上QQ阅读APP看书,第一时间看更新
Getting the dataset
Datasets can be obtained from different sources. The ones important for us are:
- Classical datasets such as Iris (botanical measurements of flowers composed by R. Fisher in 1936), MNIST (60,000 handwritten digits published in 1998), Titanic (personal information of Titanic passengers from Encyclopedia Titanica and other sources), and others. Many classical datasets are available as part of Python and R ML packages. They represent some classical types of ML tasks and are useful for demonstrations of algorithms. Meanwhile, there is no similar library for Swift. Implementation of such a library would be straightforward and is a low-hanging fruit for anyone who wants to get some stars on GitHub.
- Open and commercial dataset repositories. Many institutions release their data for everyone's needs under different licenses. You can use such data for training production models or while collecting your own dataset.

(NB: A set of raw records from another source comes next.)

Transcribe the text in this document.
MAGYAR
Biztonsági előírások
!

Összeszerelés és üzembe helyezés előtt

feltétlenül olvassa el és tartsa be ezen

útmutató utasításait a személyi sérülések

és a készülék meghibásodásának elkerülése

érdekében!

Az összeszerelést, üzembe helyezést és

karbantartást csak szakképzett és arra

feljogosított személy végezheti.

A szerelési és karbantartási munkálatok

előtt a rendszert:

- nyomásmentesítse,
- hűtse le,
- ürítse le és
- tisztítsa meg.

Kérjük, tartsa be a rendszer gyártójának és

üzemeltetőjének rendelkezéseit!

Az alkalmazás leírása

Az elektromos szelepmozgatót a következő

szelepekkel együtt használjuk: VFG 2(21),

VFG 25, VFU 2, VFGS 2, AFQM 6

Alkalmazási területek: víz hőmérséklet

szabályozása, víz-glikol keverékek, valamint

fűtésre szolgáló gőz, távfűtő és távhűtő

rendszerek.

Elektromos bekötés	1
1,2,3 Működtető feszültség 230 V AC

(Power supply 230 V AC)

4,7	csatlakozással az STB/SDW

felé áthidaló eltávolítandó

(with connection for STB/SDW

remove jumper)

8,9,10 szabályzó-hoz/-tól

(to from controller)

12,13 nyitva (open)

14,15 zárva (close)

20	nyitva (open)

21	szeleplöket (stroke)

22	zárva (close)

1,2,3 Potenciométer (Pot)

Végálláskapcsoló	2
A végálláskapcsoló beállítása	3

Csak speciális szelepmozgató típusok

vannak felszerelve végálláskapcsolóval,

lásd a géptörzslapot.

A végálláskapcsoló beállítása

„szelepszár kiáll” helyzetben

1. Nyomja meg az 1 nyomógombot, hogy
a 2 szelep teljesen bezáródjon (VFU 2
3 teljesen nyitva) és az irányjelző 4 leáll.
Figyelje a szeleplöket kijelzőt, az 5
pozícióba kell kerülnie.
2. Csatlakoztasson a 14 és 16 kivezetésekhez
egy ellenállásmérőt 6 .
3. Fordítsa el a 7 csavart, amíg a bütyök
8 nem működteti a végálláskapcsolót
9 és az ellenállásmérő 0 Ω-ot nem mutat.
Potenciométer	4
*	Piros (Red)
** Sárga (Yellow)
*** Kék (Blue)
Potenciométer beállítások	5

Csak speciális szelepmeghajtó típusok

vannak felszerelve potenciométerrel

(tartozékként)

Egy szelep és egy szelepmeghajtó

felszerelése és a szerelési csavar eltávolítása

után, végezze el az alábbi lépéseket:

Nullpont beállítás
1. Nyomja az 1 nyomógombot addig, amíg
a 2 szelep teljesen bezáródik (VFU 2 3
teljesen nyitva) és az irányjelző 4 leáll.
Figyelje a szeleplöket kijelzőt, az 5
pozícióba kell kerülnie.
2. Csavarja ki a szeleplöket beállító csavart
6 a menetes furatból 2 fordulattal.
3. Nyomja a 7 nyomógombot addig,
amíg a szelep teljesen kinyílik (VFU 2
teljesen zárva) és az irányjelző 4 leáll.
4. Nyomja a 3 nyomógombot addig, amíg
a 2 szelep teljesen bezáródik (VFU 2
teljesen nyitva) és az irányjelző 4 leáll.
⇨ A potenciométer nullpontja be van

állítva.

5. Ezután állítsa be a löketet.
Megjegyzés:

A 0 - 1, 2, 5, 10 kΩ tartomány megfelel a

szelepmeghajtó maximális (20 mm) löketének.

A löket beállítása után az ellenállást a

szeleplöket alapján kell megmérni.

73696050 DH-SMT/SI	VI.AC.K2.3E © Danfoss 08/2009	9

Some public dataset repositories include:
-
The UCI ML repository: https://archive.ics.uci.edu/ml/datasets.html
Kaggle datasets: https://www.kaggle.com/datasets
data.world, a social network for dataset sharing: https://data.world
To find more, visit the list of repositories at KDnuggets: http://www.kdnuggets.com/datasets/index.html. Alternatively, you'll find a list of datasets at Wikipedia: https://en.wikipedia.org/wiki/List_of_datasets_for_machine_learning_research.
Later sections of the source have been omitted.